Tuesday, February 10, 2009

The Victorian Bush Fires

As I wake up this morning the death toll stands at 173. I feel numb. There have been fires in Diamond Creek which is about 20 minutes away. It all feels so close, and yet still so far away. On Saturday we stayed in, closeted from the heat by our airconditioning units. For us it was a very pleasant sort of day, spent reading and sleeping. But then we hear that there are friends of friends who have died. Children have died. It is so horrific. 24 fires are still burning. It's not over.

Yesterday we saw the Slumdog Millionaire movie. Probably not the best timing. I hated it. I spent the whole time wanting to scream and/or throw up. I was extremely angry that a life so painful could be put on the movie screen for our western entertainment, or even just education. It seemed disrespectful.

I think what has made me most angry in the past few days is the sensationalism of some of the reporting. Describing the fires as hell on earth. The response of the Western world has also made me very angry. What Victoria is suffering is tragic, and the offers of help from the US and the UK are very heart warming, but what about the millions that die everyday in the third world? What about the people that die everyday in numbers far greater than 173, that we ignore while we live in cushy-western-lives. But somehow suffering is worse when it's Western suffering.

It seems to me we have a real opportunity here. Instead of glorifying Western suffering as worse tragedy than all of the unspeakable evils that go on every day, we have an opportunity to learn from this that we are no different from the millions that suffer everyday. We are just extraordinarily, beyond-all-measure BLESSED that we don't suffer day-by-day. We do not deserve suffering less than the third world, in our substance we are no different from them. Let's take what experience we have of suffering and use it to stand alongside those who suffer everyday. Let's be present with them. Let's stop ignoring the millions that die of hunger, AIDS, or under oppression.
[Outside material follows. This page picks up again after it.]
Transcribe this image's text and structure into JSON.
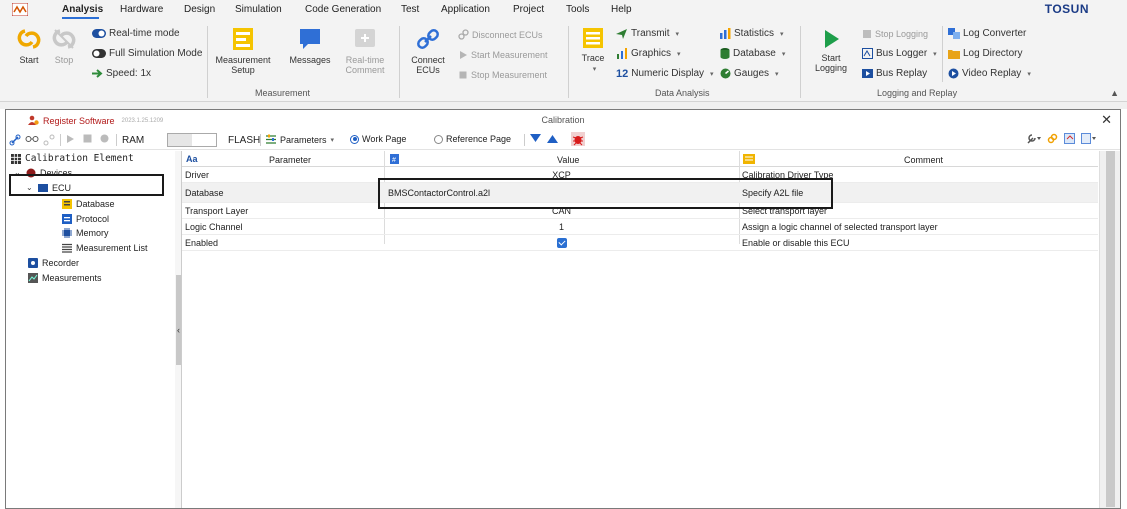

If it's tragic that 173 Victorians have lost their lives, how much more tragic is it that in Africa a child dies every three seconds... that means it only takes 8.65 minutes for 173 children die. Let's mourn what's happening in Victoria, but let's also open our eyes to all the other suffering in the world. It's isn't just tragic if the victims are white and live in the west. Let's remember all those that die of starvation, the women and children who are sold into sexual slavery, the child soldiers, those that die of AIDS, the children who are abandoned on piles of rubbish.